Goran Marić

Personal information
- Full name: Goran Marić
- Date of birth: 23 March 1984 (age 41)
- Place of birth: Novi Sad, SFR Yugoslavia
- Height: 1.84 m (6 ft 0 in)
- Position(s): Striker

Youth career
- 1999–2000: Compostela
- 2000–2001: Barcelona
- 2001–2003: Celta

Senior career*
- Years: Team / Apps / (Gls)
- 2002–2008: Celta B / 147 / (52)
- 2006: → Las Palmas (loan) / 9 / (0)
- 2008–2009: Celta / 1 / (0)
- 2008–2009: → Barcelona B (loan) / 34 / (11)
- 2009: Norwich City / 0 / (0)
- 2010: Real Unión / 9 / (0)
- 2010–2012: Lombard-Pápa / 40 / (17)
- 2012: Zhetysu / 12 / (1)
- 2012–2014: Lombard-Pápa / 32 / (10)
- Total:  / 275 / (91)

= Goran Marić (footballer) =

Serbian footballer

Goran Marić Govorcin (Serbian Cyrillic: Горан Mapић; born 23 March 1984) is a Serbian former footballer who played as a striker.

He spent most of his professional career in Spain, almost exclusively in the lower leagues with Celta de Vigo B.

==Football career==

===Early years / Celta===
Born in Novi Sad, Socialist Federal Republic of Yugoslavia, Marić moved to Spain in his teens, going on to play for three clubs as a youth, including FC Barcelona and RC Celta de Vigo. He made his senior debut with the latter's reserves and scored regularly for the Segunda División B side, notably netting 21 goals in 32 games in the 2007–08 season (best in his group, second overall); however, he only appeared once for the main squad in Segunda División, his output consisting of 30 minutes in a 1–2 home loss against CD Castellón on 2 February 2008.

In 2008–09, Marić was loaned to another team in the third level, FC Barcelona B. In June 2009, he was released by the Galicians.

===Norwich City===
Marić joined Norwich City on trial in the summer of 2009, touring with the club during its pre-season in Scotland and scoring twice in three matches, against Airdrie United and St Johnstone. Afterwards, manager Bryan Gunn confirmed he had been impressed well enough to offer the player a contract, with the one-year deal being signed on 30 July.

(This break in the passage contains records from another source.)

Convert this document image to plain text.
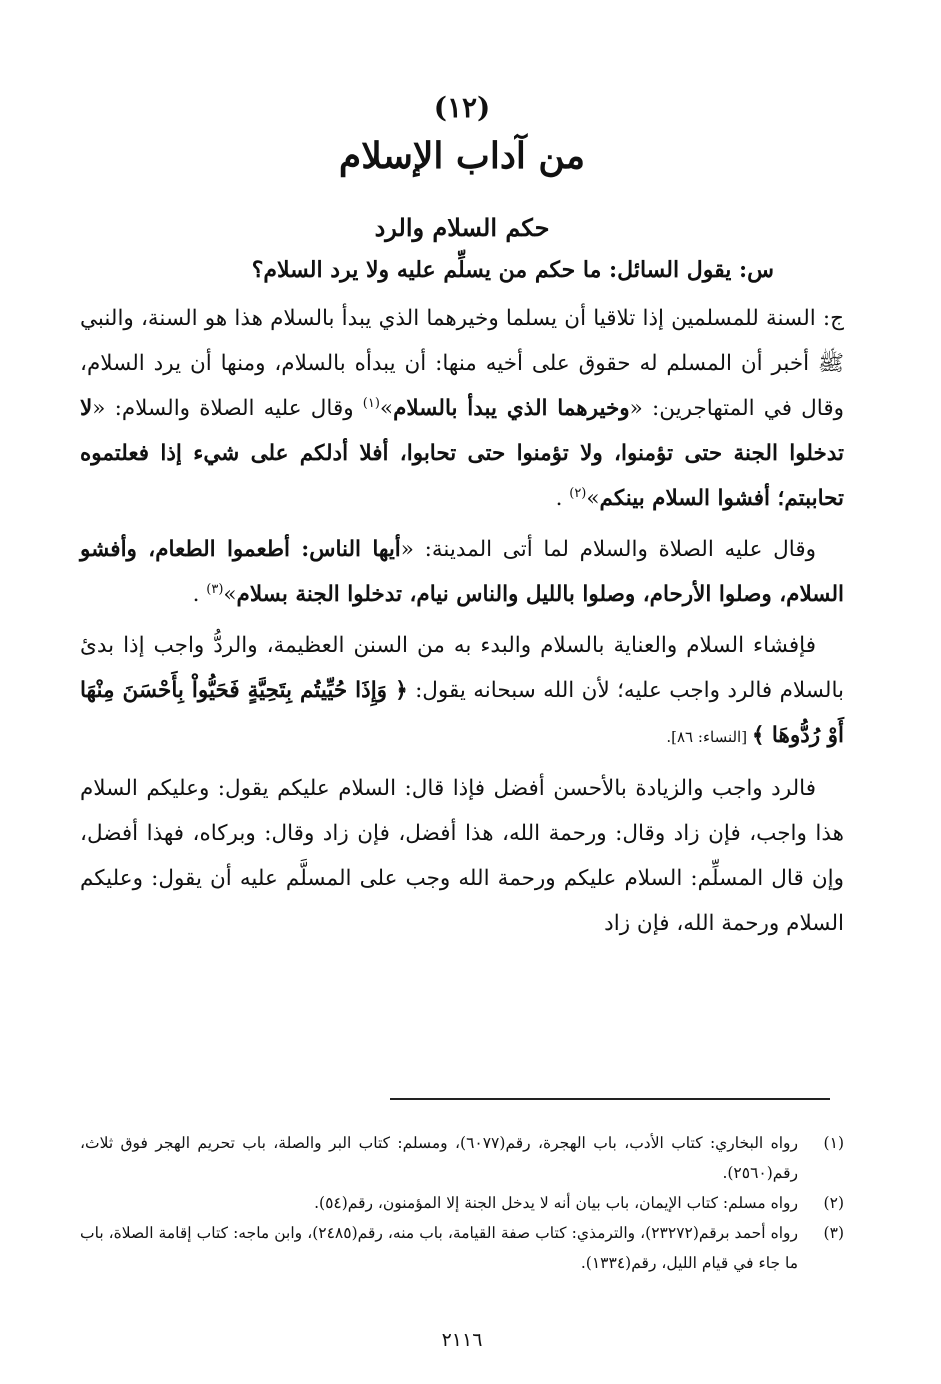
(١٢)
من آداب الإسلام
حكم السلام والرد
س: يقول السائل: ما حكم من يسلِّم عليه ولا يرد السلام؟

ج: السنة للمسلمين إذا تلاقيا أن يسلما وخيرهما الذي يبدأ بالسلام هذا هو السنة، والنبي ﷺ أخبر أن المسلم له حقوق على أخيه منها: أن يبدأه بالسلام، ومنها أن يرد السلام، وقال في المتهاجرين: «وخيرهما الذي يبدأ بالسلام»$^{(١)}$ وقال عليه الصلاة والسلام: «لا تدخلوا الجنة حتى تؤمنوا، ولا تؤمنوا حتى تحابوا، أفلا أدلكم على شيء إذا فعلتموه تحاببتم؛ أفشوا السلام بينكم»$^{(٢)}$ .

وقال عليه الصلاة والسلام لما أتى المدينة: «أيها الناس: أطعموا الطعام، وأفشو السلام، وصلوا الأرحام، وصلوا بالليل والناس نيام، تدخلوا الجنة بسلام»$^{(٣)}$ .

فإفشاء السلام والعناية بالسلام والبدء به من السنن العظيمة، والردُّ واجب إذا بدئ بالسلام فالرد واجب عليه؛ لأن الله سبحانه يقول: ﴿ وَإِذَا حُيِّيتُم بِتَحِيَّةٍ فَحَيُّواْ بِأَحْسَنَ مِنْهَا أَوْ رُدُّوهَا ﴾ [النساء: ٨٦].

فالرد واجب والزيادة بالأحسن أفضل فإذا قال: السلام عليكم يقول: وعليكم السلام هذا واجب، فإن زاد وقال: ورحمة الله، هذا أفضل، فإن زاد وقال: وبركاه، فهذا أفضل، وإن قال المسلِّم: السلام عليكم ورحمة الله وجب على المسلَّم عليه أن يقول: وعليكم السلام ورحمة الله، فإن زاد

(١)
رواه البخاري: كتاب الأدب، باب الهجرة، رقم(٦٠٧٧)، ومسلم: كتاب البر والصلة، باب تحريم الهجر فوق ثلاث، رقم(٢٥٦٠).
(٢)
رواه مسلم: كتاب الإيمان، باب بيان أنه لا يدخل الجنة إلا المؤمنون، رقم(٥٤).
(٣)
رواه أحمد برقم(٢٣٢٧٢)، والترمذي: كتاب صفة القيامة، باب منه، رقم(٢٤٨٥)، وابن ماجه: كتاب إقامة الصلاة، باب ما جاء في قيام الليل، رقم(١٣٣٤).
٢١١٦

Marić made his official debut for the Canaries against Yeovil Town, for the campaign's Football League Cup, appearing as a substitute. His first start came in the 2009–10 Football League Trophy against Brentford (1–0 win) but he was almost always fifth-choice during his spell, behind the habitual Grant Holt and Chris Martin but also Jamie Cureton and Cody McDonald; subsequently, he left the side after his link was terminated by mutual consent, on 3 December 2009.

===Return to Spain / Hungary===
For the second part of 2009–10, Marić returned to Spain and its division two, signing with Real Unión. He appeared rarely during the season (less than one half of the league matches), also suffering team relegation.

Marić spent the better part of the following years in Hungary, in representation of Lombard-Pápa TFC.

==Personal life==
Marić's father, Zoran, was also a footballer and a striker. He too spent many years working in Spain, mainly with Celta.